En décembre 2019, à la suite d’un appel à propositions pour des subventions en faveur d’actions d’information et de promotion concernant les produits agricoles réalisées sur le marché intérieur et dans les pays tiers, la requérante, l’association italienne Unione Italiana Vini Servizi Soc. coop. arl (UIV Servizi), a conclu avec l’Agence exécutive pour les consommateurs, la santé, l’agriculture et l’alimentation (Chafea) la convention de subvention TTD.EU. À compter d’avril 2021, la REA a été chargée de la mise en œuvre des actions assurées par la Chafea.
En mai 2021, une procédure pénale au niveau national a été engagée, en Italie, contre le président-directeur général et le directeur financier de la requérante pour des soupçons de fraude dans le cadre d’une convention de subvention coordonnée par la requérante autre que la convention de subvention TTD.EU (ci-après l’« enquête pénale italienne »). En juillet 2021, la requérante a informé la REA que la Guardia di Finanza di Milano (Garde des finances de Milan, Italie) avait effectué un audit auprès d’elle, dans le cadre de cette enquête pénale. Par la suite, en août 2021, la requérante et la responsable chargée de la convention de subvention TTD.EU au sein de la REA se sont réunies. Lors de cette réunion, la responsable au sein de la REA aurait observé que, dès lors que l’enquête pénale italienne concernait une autre convention, la convention de subvention TTD.EU pouvait poursuivre son exécution normale, sans qu’il soit nécessaire de prendre une mesure concernant ladite exécution.

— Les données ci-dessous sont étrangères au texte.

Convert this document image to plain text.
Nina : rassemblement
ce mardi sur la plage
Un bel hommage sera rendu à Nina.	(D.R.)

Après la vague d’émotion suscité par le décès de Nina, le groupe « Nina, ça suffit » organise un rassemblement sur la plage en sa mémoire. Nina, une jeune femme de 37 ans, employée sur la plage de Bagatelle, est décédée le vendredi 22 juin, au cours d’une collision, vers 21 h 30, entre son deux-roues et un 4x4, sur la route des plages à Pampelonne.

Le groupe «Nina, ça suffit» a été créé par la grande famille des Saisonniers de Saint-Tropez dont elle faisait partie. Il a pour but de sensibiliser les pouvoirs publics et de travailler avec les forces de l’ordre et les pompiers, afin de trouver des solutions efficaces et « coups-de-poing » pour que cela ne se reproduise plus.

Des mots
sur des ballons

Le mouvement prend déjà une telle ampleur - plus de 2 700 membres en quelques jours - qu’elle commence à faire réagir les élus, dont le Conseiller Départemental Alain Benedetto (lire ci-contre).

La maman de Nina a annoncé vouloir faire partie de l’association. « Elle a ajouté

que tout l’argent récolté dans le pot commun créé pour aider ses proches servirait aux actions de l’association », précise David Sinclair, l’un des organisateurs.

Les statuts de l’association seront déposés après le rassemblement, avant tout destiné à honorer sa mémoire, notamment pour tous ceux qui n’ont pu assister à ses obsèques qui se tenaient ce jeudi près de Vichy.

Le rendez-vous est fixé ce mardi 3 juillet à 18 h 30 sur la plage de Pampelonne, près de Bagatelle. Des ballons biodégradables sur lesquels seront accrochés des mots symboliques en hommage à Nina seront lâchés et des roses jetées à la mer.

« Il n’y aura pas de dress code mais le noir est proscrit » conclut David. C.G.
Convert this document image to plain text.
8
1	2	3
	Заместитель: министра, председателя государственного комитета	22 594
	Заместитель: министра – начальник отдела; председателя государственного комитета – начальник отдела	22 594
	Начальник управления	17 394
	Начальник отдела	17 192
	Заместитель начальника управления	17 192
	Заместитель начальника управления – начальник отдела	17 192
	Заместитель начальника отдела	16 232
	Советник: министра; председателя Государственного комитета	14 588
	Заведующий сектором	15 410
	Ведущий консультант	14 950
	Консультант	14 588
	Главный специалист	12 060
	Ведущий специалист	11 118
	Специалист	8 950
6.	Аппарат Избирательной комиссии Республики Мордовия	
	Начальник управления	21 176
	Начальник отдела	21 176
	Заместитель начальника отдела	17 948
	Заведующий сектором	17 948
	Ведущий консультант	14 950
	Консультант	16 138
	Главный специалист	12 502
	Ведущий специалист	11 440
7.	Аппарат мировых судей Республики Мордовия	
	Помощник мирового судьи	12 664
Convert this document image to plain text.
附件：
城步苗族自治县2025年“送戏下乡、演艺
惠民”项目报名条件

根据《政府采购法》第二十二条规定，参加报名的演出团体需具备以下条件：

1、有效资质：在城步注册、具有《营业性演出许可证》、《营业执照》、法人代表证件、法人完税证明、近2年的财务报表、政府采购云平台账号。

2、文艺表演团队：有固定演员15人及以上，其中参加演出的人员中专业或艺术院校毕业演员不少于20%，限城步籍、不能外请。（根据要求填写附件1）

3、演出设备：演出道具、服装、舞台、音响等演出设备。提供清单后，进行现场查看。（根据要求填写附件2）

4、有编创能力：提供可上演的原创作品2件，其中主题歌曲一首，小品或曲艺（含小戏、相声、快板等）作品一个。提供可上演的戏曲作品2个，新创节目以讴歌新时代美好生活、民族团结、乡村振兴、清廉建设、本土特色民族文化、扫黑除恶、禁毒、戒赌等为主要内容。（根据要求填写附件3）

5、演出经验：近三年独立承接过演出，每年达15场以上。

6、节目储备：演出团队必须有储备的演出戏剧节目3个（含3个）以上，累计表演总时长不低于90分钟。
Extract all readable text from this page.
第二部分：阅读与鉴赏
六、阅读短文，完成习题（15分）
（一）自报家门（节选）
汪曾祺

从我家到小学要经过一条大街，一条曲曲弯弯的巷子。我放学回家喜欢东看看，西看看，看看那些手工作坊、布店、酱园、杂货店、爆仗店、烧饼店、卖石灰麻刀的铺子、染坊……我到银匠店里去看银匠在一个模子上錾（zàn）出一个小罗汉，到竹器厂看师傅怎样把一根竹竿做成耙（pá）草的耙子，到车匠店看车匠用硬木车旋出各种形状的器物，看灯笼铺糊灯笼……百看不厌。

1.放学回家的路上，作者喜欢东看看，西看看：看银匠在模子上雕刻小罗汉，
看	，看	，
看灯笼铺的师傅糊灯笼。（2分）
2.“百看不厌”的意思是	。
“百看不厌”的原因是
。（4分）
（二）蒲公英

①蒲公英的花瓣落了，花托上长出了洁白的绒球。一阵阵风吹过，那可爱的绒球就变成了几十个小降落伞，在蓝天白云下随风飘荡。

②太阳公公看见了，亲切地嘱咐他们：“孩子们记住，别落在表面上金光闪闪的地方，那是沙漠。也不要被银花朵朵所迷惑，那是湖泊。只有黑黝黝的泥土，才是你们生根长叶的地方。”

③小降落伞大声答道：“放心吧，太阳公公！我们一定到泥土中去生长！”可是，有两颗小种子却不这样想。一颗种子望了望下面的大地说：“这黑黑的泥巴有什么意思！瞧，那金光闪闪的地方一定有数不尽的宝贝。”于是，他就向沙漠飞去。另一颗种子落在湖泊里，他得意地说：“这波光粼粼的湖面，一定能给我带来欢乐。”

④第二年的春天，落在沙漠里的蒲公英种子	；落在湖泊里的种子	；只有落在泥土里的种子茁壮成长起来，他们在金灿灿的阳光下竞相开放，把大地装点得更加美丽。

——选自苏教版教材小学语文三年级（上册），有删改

En janvier 2022, la REA a été informée par l’Office européen de lutte antifraude (OLAF) que celui-ci avait ouvert, en décembre 2021, une enquête concernant des allégations de fraude et d’autres irrégularités dans la mise en œuvre des conventions de subvention conclues par la requérante, parmi lesquelles figurait la convention de subvention TTD.EU.
Un mois plus tard, la REA a indiqué à la requérante, par une lettre de préinformation, son intention de suspendre la convention de subvention TTD.EU. Après avoir rejeté les observations de la requérante, la REA a confirmé, en mai 2022, sa volonté de suspendre la convention de subvention TTD.EU par le biais de la décision attaquée, sur le fondement de l’article 33.2.1, sous a), de ladite convention, afin de protéger les intérêts financiers de l’Union. Conformément à cet article, la REA peut suspendre la mise en œuvre de l’action de la convention de subvention « [s]i un bénéficiaire (ou toute personne physique habilitée à le représenter ou à prendre des décisions en son nom) a commis ou est soupçonné d’avoir commis soit des erreurs substantielles, des irrégularités ou une fraude, soit une violation grave des obligations découlant de la présente convention […] ». C’est dans ces circonstances que la requérante a saisi le Tribunal afin qu’il constate l’invalidité de la décision attaquée, qu’il ordonne à la REA de lever la suspension de la convention de subvention TTD.EU et qu’il condamne la REA à lui verser une indemnité au titre du préjudice moral et matériel qu’elle aurait subi.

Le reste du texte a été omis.